Geçtiğimiz haftasonu ABD’nin Ulusal Güvenlik Danışmanı Korgeneral H.R. McMaster Türkiye’ye iyi dileklerini sundu; yarın ise ABD Dışişleri Bakanı Tillerson Türkiye’ye gelecek ve Cumhurbaşkanı Erdoğan, mevkidaşı Mevlüt Çavuşoğlu ile görüşecek. Tillerson büyük ihtimalle tıpkı gelmeden önce yaptığı gibi “Türkiye’nin güvenlik endişesini anlıyoruz” tarzında iyi niyet dileklerinde bulunup gidecek. Ama bu iyi niyet dilekleri hiçbir şeyi değiştirmeyecek, ABD’den PKK’ya para ve silah akıtılmaya devam edecek.

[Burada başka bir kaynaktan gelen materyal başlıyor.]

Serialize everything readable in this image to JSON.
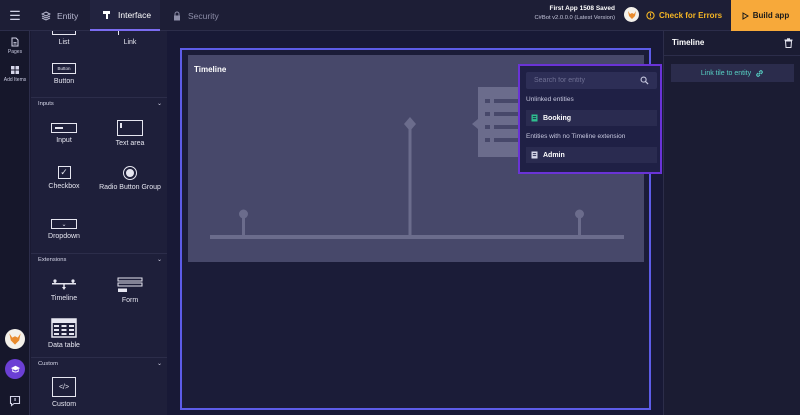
{
  "topbar": {
    "tabs": [
      {
        "label": "Entity",
        "icon": "layers-icon"
      },
      {
        "label": "Interface",
        "icon": "brush-icon"
      },
      {
        "label": "Security",
        "icon": "lock-icon"
      }
    ],
    "saved_text": "First App 1508 Saved",
    "version_text": "C#Bot v2.0.0.0   (Latest Version)",
    "check_errors_label": "Check for Errors",
    "build_app_label": "Build app",
    "accent": "#f7a93a"
  },
  "rail": {
    "pages_label": "Pages",
    "add_items_label": "Add Items"
  },
  "components": {
    "items_top": [
      {
        "label": "List"
      },
      {
        "label": "Link"
      }
    ],
    "button_label": "Button",
    "button_text": "Button",
    "inputs_section": "Inputs",
    "inputs": [
      {
        "label": "Input"
      },
      {
        "label": "Text area"
      },
      {
        "label": "Checkbox"
      },
      {
        "label": "Radio Button Group"
      },
      {
        "label": "Dropdown"
      }
    ],
    "extensions_section": "Extensions",
    "extensions": [
      {
        "label": "Timeline"
      },
      {
        "label": "Form"
      },
      {
        "label": "Data table"
      }
    ],
    "custom_section": "Custom",
    "custom": [
      {
        "label": "Custom"
      }
    ]
  },
  "canvas": {
    "timeline_title": "Timeline"
  },
  "entity_dropdown": {
    "search_placeholder": "Search for entity",
    "unlinked_label": "Unlinked entities",
    "unlinked_items": [
      {
        "label": "Booking"
      }
    ],
    "no_ext_label": "Entities with no Timeline extension",
    "no_ext_items": [
      {
        "label": "Admin"
      }
    ]
  },
  "right_panel": {
    "title": "Timeline",
    "link_tile_label": "Link tile to entity"
  }
}
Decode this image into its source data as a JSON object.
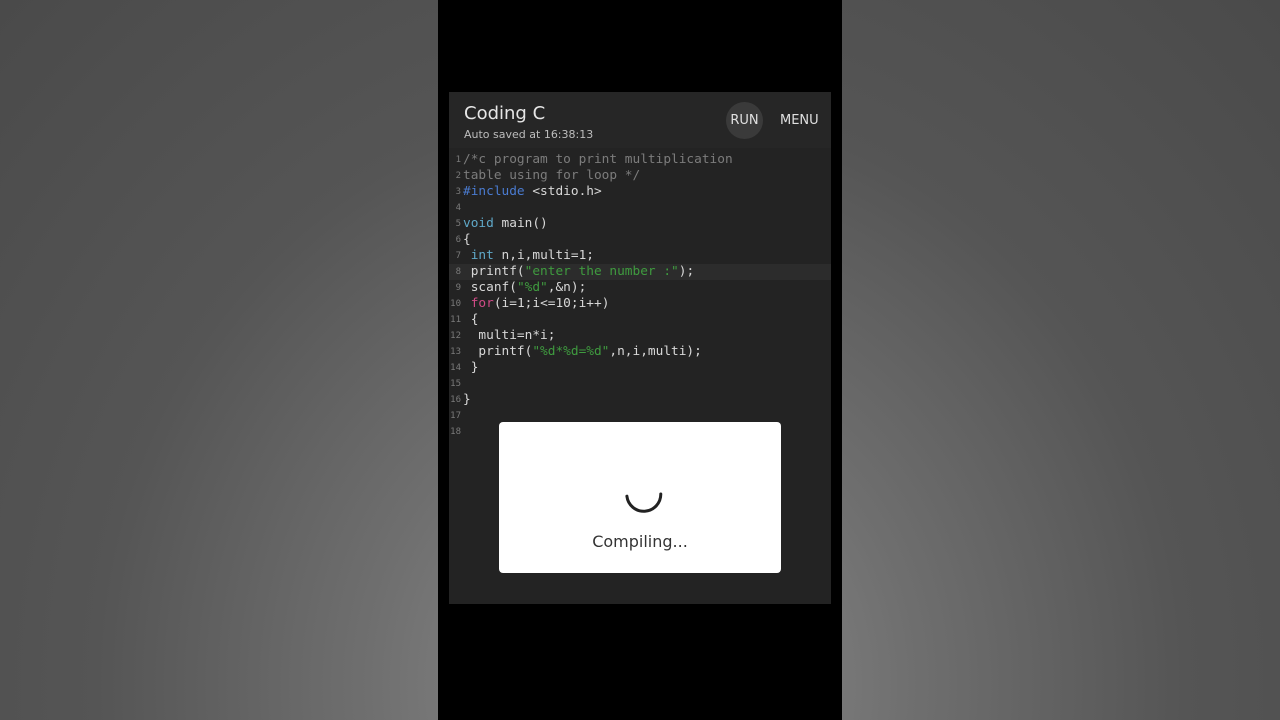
{
  "app": {
    "title": "Coding C",
    "subtitle": "Auto saved at 16:38:13",
    "run_label": "RUN",
    "menu_label": "MENU"
  },
  "editor": {
    "active_line": 8,
    "lines": [
      {
        "n": "1",
        "text": "/*c program to print multiplication"
      },
      {
        "n": "2",
        "text": "table using for loop */"
      },
      {
        "n": "3",
        "text": "#include <stdio.h>"
      },
      {
        "n": "4",
        "text": ""
      },
      {
        "n": "5",
        "text": "void main()"
      },
      {
        "n": "6",
        "text": "{"
      },
      {
        "n": "7",
        "text": " int n,i,multi=1;"
      },
      {
        "n": "8",
        "text": " printf(\"enter the number :\");"
      },
      {
        "n": "9",
        "text": " scanf(\"%d\",&n);"
      },
      {
        "n": "10",
        "text": " for(i=1;i<=10;i++)"
      },
      {
        "n": "11",
        "text": " {"
      },
      {
        "n": "12",
        "text": "  multi=n*i;"
      },
      {
        "n": "13",
        "text": "  printf(\"%d*%d=%d\",n,i,multi);"
      },
      {
        "n": "14",
        "text": " }"
      },
      {
        "n": "15",
        "text": ""
      },
      {
        "n": "16",
        "text": "}"
      },
      {
        "n": "17",
        "text": ""
      },
      {
        "n": "18",
        "text": ""
      }
    ]
  },
  "dialog": {
    "status": "Compiling..."
  },
  "colors": {
    "comment": "#7c7c7c",
    "preprocessor": "#4a7bd0",
    "type": "#5fa8c8",
    "string": "#3f9b3f",
    "keyword": "#d14b86"
  }
}
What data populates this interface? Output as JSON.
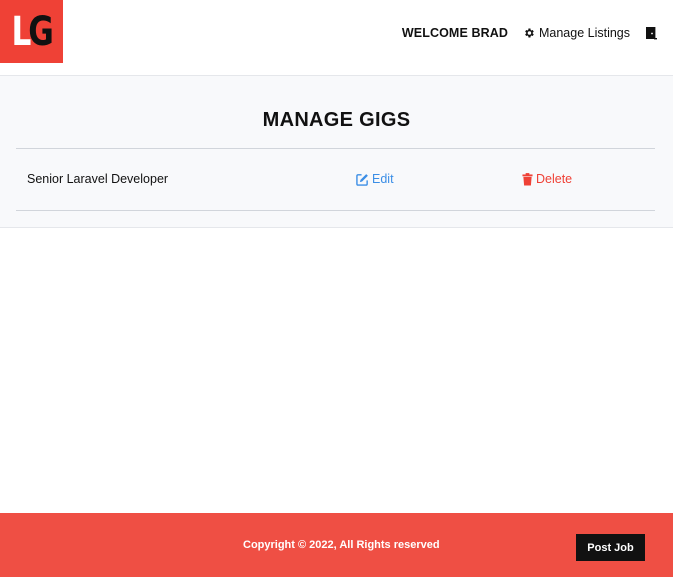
{
  "logo": {
    "letter_l": "L",
    "letter_g": "G"
  },
  "nav": {
    "welcome": "WELCOME BRAD",
    "manage_listings": "Manage Listings",
    "gear_icon": "gear-icon",
    "logout_icon": "door-exit-icon"
  },
  "main": {
    "title": "MANAGE GIGS",
    "gigs": [
      {
        "title": "Senior Laravel Developer",
        "edit_label": "Edit",
        "delete_label": "Delete"
      }
    ]
  },
  "footer": {
    "copyright": "Copyright © 2022, All Rights reserved",
    "post_job": "Post Job"
  },
  "colors": {
    "brand_red": "#ef4136",
    "edit_blue": "#3b8ee6",
    "footer_red": "#ef4f44",
    "button_black": "#111111"
  }
}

Meşruiyet dedik; sahiden de ABD bugüne dek en yakın sınırından binlerce kilometre uzakta “operasyon” yapan ve üstelik yaptığı operasyonlarda meşruiyet kriteri bile aranmayan bir ülke, ülkeydi. Güç oyunu bozardı. Girdiği yeri dağıtır, binlerce hayata malolur, milyonlarcasını söndürür, çıkardı. Başarısız olsa bile hikmetinden sual olunmayandı Amerika Birleşik Devletleri. Oysa, kendi iç kamuoyunda bile neredeyse infiale yol açan Vietnam, Afganistan, Irak tecrübeleri devasa başarısızlık örnekleriydi. CIA ajanları eliyle darbe yaptırılan Güney Amerika ülkeleriyle, Küba’da olan da somut bir başarısızlık değilse bile, Amerikan karşıtlığının giderek yükselmesi, neredeyse küreselleşmesiyle sonuçlandı ki, Vietnam’daki ya da Irak’taki gibi ölme ve öldürme üzerinden yaşanan bir kayıp değilse bile, en az o kadar önemli etkileri oldu.

Velhasıl, ABD, Suriye’de aktörlük yapma hevesinde olan ama bölgedeki dinamikleri de, dengeleri de, alandaki tek müttefiki Türkiye’ye ait öncelikleri de önemsemediği için; arada kalan boşlukları Rusya’nın, İran’ın, hatta Çin’in doldurmasına zemin oluşturmuş, mağlubiyeti mukadder hale gelmiş bir oyuncudur. ABD’nin başarısız olsa bile sarsılmazlığına yönelik o psikolojik eşik de artık -Suriye’de- eski yerinde değildir.

ABD’nin Atlantik ötesinden gelip TSK ile savaşacak durumda olduğunu sanmam. En fazla yapacağı şey, teröristleri Türkiye’ye karşı silahlandırmak olur ki, onu yıllardır yapıyor zaten. O yüzden, “hiç ABD gibi güçlü bir devlet “Osmanlı tokadı” lafıyla tehdit edilir mi?” diye düşünmek başka şartlarda geçerli olabilirdi, ama bugün değil. Bugün geçerli olan “tekdir ile uslanmayanın hakkı kötektir” stratejisidir. En azından bu stratejinin de ihtimaller arasında bulunduğunun açıkça bildirilmesidir. Suriye için, “Muhatap hangi dilden anlıyorsa o dilden” dönemi geldi de geçmiyor mu sizce de?